From the very beginning of Justin Peck’s Heatscape, the Miami City Ballet dancers took ownership of the stage. Set to Bohuslav Martinu’s Concerto No. 1 for Piano and Orchestra, the ballet is passionately conceived and it was danced with swagger while Francisco Rennó played the piano with plenty of swagger of his own. Peck has made a habit of putting his dancers at the front of the stage, facing the audience. Heatscape opened with the dancers upstage, their backs to us. They turned, ran to the front of the stage and looked out at the audience with something of an attitude that asked; are you ready for this? There was an urgent and playful mix of casual running mixed with formal dancing which gave the piece extra velocity when it needed it. Sometimes you get so excited that you just have to run like hell.
The first movement featured Emily Bromberg and Renan Cerdeiro moving at a brisk tempo. Cerdeiro was a motivating force who got everyone else moving and his pas de deux with Bromberg embraced the energy of the music. Another trait common to Peck ballets is that he never forgets that a pas de deux is about two people dancing together. He builds in moments for the partners to dance face to face. They get to look at each other and build a rapport which translates into a deeper and more intimate performance experience. That was evident throughout the ballet. The second movement, the adagio, featured Tricia Albertson partnered by Kleber Rebello. They started out lounging on the floor as if they were at the beach and they worked their way up to a dance that suggested tenderness and at times seemed like playing in water before eventually finishing back where they started: on the beach. The third movement had Jennifer Lauren partnered with Shimon Ito and Andrei Chagas. These three are compact and energetic dancers. Lauren is a powerhouse all by herself with her sustained balances and flying jumps. As the piece built to a climax, Peck brought all the soloists back on stage to reprise their parts and the action was fast and furious. It finished with the whole company reprising the opening sequence.

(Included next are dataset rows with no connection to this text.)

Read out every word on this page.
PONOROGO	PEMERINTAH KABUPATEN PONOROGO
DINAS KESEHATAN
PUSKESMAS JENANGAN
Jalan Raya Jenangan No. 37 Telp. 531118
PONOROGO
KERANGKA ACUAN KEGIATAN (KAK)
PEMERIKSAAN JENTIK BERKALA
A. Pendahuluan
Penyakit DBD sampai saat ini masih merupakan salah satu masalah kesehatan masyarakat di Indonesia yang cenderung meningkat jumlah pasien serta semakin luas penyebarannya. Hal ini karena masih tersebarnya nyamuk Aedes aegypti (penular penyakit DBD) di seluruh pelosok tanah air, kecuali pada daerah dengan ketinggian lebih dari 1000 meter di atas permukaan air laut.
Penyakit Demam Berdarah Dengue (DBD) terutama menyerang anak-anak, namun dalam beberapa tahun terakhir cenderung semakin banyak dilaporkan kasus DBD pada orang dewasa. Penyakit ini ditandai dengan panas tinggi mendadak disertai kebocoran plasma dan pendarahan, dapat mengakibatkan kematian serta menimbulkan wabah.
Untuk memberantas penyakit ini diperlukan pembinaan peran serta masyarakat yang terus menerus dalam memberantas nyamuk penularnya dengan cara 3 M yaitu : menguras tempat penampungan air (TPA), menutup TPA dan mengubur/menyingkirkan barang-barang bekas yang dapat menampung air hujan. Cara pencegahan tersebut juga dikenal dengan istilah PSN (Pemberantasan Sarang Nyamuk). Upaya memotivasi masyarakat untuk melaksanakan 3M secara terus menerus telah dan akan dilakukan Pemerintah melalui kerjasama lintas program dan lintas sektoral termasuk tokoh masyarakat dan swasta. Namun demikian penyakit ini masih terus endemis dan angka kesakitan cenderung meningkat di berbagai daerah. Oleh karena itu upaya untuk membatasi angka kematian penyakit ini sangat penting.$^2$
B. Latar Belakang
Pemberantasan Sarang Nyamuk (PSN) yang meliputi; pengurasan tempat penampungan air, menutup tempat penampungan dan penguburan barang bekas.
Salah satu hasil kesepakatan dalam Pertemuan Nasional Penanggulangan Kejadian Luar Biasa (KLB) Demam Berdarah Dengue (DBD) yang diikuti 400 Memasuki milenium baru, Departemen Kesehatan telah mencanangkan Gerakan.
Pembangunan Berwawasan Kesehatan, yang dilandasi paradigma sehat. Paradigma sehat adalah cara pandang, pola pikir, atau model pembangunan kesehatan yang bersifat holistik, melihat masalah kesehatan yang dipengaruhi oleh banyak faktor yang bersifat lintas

Liam Scarlett’s Viscera suffered by comparison to Peck’s ballet. Lowell Liebermann’s piano concerto is intensely rhythmic and features a cascade of tonal shifts but there is little by way of melody to hang a ballet on. It’s completely forgettable. Scarlett matched the action to the music but it had a relentlessly driving quality to it that became numbing the longer it went on. It looked impressive with the women divided between deep maroon and midnight blue leotards and the men in plum colored outfits. Lost in boredom, I began to think of it as the blueberries vs. the plums which is not not a bad sign. Viscera owes much to Balanchine by way of inspiration with its patterns and classical abstraction but the piece failed to excite me.